Dia mengutip contoh dari Badan Promosi Kesehatan yang memimpin National Myopia Prevention Programme (NMPP) untuk mengurangi prevalensi miopia di kalangan anak sekolah. NMPP mengadopsi strategi intervensi dini, yang melakukan skrining penglihatan dan pendidikan kesehatan preventif pada perawatan mata di pusat penitipan anak serta taman kanak-kanak.
Cara kerja skrining prediktif
Sebuah studi di 2016 menemukan bahwa miopia tinggi kemungkinan memengaruhi 86,8% anak-anak Singapura berusia tujuh tahun ke bawah. Untuk mengatasi masalah ini, perlu pemanfaatan AI untuk mengotomatisasi dan menskalakan program skrining.
Nilai prediktif AI memungkinkan untuk menentukan apakah seorang anak berisiko lebih tinggi untuk miopia yang lebih tinggi, yang akan menghasilkan pengobatan yang lebih cepat dan lebih agresif termasuk inisiasi dini dan pengobatan kombinasi, kata Foo.
Tanpa teknologi AI, klinik mata harus menyaring pasien dan membuat penilaian subjektif berdasarkan faktor-faktor seperti riwayat keluarga yang mengidap miopia dan perkiraan perkembangan klinis dalam tiga hingga enam bulan terakhir.
Dengan AI, Foo mengatakan klinik mata dapat menggunakan machine learning dan pembelajaran mendalam untuk mengevaluasi risiko miopia anak secara objektif.
Untuk meningkatkan pemahaman dan evaluasi proses pengambilan keputusan AI, peningkatan perangkat lunak seperti heat mapping diterapkan untuk menyoroti area minat. Dalam miopia, dua area yang biasanya dipantau oleh ahli perawatan mata adalah saraf dan makula, yang mewakili pusat penglihatan.
“Misalnya, degenerasi dini diskus optikus yang miring, juga dikenal sebagai atrofi peripapiler, di sekitar area saraf, yang biasa terlihat pada pasien dengan miopia atau bahkan miopia tinggi,” katanya lebih lanjut.
Sentuhan manusia tidak tergantikan
AI, seperti teknologi lainnya, dapat membantu mengurangi tenaga kerja atau jam kerja untuk proses skrinig, tetapi memiliki keterbatasan seperti menangani masalah hukum medis.

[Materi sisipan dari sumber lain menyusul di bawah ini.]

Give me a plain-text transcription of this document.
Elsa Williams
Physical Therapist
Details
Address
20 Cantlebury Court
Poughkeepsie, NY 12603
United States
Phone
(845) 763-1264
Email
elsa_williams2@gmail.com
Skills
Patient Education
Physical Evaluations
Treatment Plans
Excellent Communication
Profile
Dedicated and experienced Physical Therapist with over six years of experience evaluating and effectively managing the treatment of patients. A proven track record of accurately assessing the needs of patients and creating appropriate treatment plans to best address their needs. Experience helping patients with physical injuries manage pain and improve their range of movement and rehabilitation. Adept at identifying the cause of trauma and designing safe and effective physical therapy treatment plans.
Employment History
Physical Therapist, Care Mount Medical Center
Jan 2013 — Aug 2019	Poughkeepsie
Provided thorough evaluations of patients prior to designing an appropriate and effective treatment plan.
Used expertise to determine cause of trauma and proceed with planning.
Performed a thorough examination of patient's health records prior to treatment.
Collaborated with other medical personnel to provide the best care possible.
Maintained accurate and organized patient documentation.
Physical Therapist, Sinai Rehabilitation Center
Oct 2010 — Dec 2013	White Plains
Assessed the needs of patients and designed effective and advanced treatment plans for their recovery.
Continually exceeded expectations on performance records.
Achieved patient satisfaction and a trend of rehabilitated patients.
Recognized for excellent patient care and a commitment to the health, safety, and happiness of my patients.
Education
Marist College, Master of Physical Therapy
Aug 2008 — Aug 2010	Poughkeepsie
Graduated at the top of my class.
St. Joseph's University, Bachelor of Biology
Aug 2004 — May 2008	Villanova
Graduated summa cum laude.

“Saat ini, masih ada penekanan besar pada keterlibatan dokter karena keterbatasan AI yang signifikan dalam perawatan kesehatan, yang mencakup penerjemahan ke dalam praktik klinis, dan juga pertimbangan medis-hukum,” kata Foo.
“Ini karena pertimbangan hukum akibat rekomendasi AI yang tidak tepat. Siapa yang akan bertanggung jawab untuk itu?” kata Foo.
Dia menambahkan bahwa tidak ada angka pasti untuk menentukan penghematan tenaga kerja yang disebabkan oleh AI dalam oftalmologi.
“Di area fokus seperti skrining retinopati diabetik, penghematan tenaga kerja akan datang dalam bentuk penggantian penilai citra manusia, sementara di kasus lain, AI berfungsi sebagai alat pendukung dan tidak dimaksudkan untuk menggantikan kontribusi manusia,” kata Foo.